Proseguono senza sosta le persecuzioni nei confronti dei cristiani e delle altre minoranze religiose in Medio Oriente, in particolare in Iran e Yemen. Tra le espressioni religiose più colpite la Fede bahá’í, che in tutto il mondo conta circa 8 milioni di credenti (5.000 in Italia) e che da sempre predica principi di pace, tolleranza, unità dei popoli e parità tra uomo e donna.
Sin dalle sue origini (1840), la Fede bahá’í è stata oggetto di persecuzioni in Iran, ma da tempo le violenze contro la minoranza religiosa si sono spostate anche in Yemen, Paese diviso da una sanguinosa guerra civile tra le forze che sostengono il governo legittimo e le milizie ribelli degli Houthi, che nel settembre 2014 hanno preso possesso della capitale Sana’a.
In un discorso dello scorso 23 marzo, il leader degli Houthi in Yemen, Abdul Malik al-Houthi, ha accusato i bahá’í di essere «satanici», sostenuti dai Paesi occidentali e affiliati a Israele, con una retorica simile a quella impiegata dalle autorità dell’Iran. Ad oggi in Yemen sono già sei i credenti bahá’í arrestati, sottoposti a tortura e in attesa di condanna, in linea con quello che le Nazioni Unite hanno definito un «disegno di persecuzione della comunità bahá’í».
In particolare, è diventato un caso internazionale l’arresto di Hamed bin Haydara, membro della comunità bahá’í locale imprigionato nel dicembre 2013 e costretto, sotto tortura, a firmare una confessione in base alla quale è stato accusato di diffondere nel Paese la Fede bahá’í. Dopo tre anni in attesa di giudizio (di cui uno in isolamento), dall’aprile 2016 Hamed è stato convocato in tribunale per 14 udienze, ma gli è stato concesso di presenziare solo a tre di esse.

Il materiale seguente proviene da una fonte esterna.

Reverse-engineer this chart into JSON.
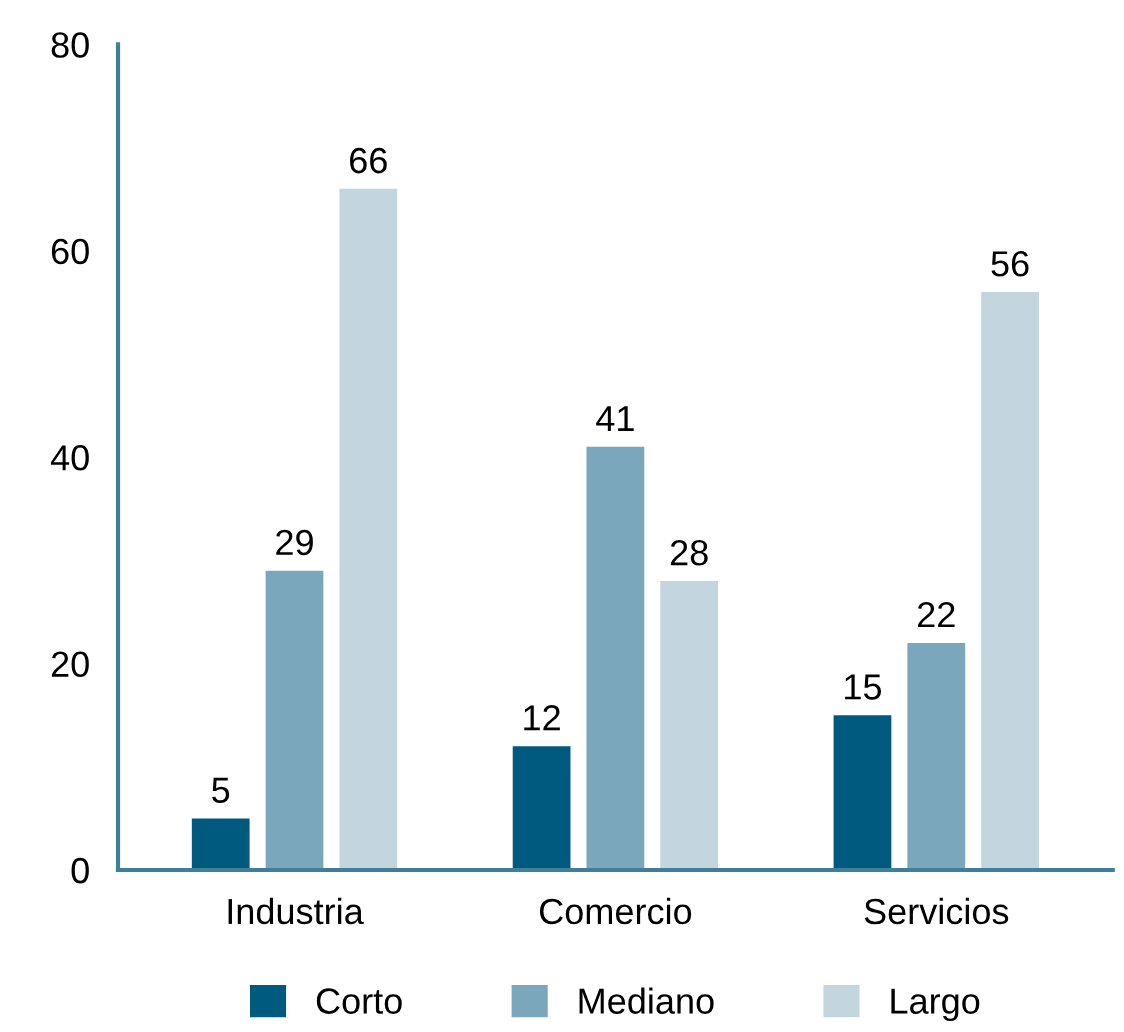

Lo scorso 2 gennaio, la Corte criminale specializzata di Sana’a, controllata dagli Houthi, ha condannato Hamed alla pena di morte. Una sentenza – ha dichiarato Amnesty International – che è il risultato di «un processo viziato da accuse inventate, da un giudizio ingiusto e da fondate affermazioni che Hamed bin Haydara sia stato torturato e maltrattato durante la detenzione».
In tutto il mondo è nata una mobilitazione per chiedere la liberazione di Hamed. In prima linea la Comunità bahá’í d’Italia, che su Change.org ha lanciato una petizione per chiedere la liberazione dell’uomo che in poche settimane ha superato le 60 mila firme, mentre sui social network (soprattutto Facebook e Twitter) si moltiplicano gli appelli per #HamedLibero.
Dallo Yemen, però, non giungono notizie incoraggianti. A metà marzo, il procuratore generale che in passato si era mostrato sensibile alle proteste dei bahá’í contro le persecuzioni è stato sostituito da un nuovo funzionario ostile ai bahá’í e che ha collaborato con l’Ufficio della sicurezza nazionale. Il 23 marzo il leader degli Houthi, Abdul Malik al-Houthi, ha pronunciato un discorso in occasione del primo giorno di Rajab invitando i suoi seguaci a combattere una guerra settaria contro i bahá’í e contro i membri delle altre minoranze.
«La Fede bahá’í è perseguitata in Iran fin dalle sue origini e purtroppo oggi l’Iran ha una grandissima influenza sulle autorità dello Yemen», spiega Guido Morisco, esponente della Comunità bahá’í d’Italia. «Hamed è stato arrestato, torturato e poi condannato a morte. Spesso pensiamo che vicende disumane di questo genere non appartengano più al nostro tempo e invece continuano a esistere», prosegue Morisco. «Rivolgiamo di nuovo a tutti i rappresentanti del nuovo Parlamento, delle istituzioni e del mondo delle associazioni l’appello a prendere pubblicamente posizione e a unirsi alla mobilitazione. Se tutti insieme facciamo sentire la nostra voce – conclude Morisco – le autorità dello Yemen comprendono che Hamed e gli altri credenti bahá’í imprigionati non sono soli, ma al loro fianco c’è tutta la civiltà occidentale».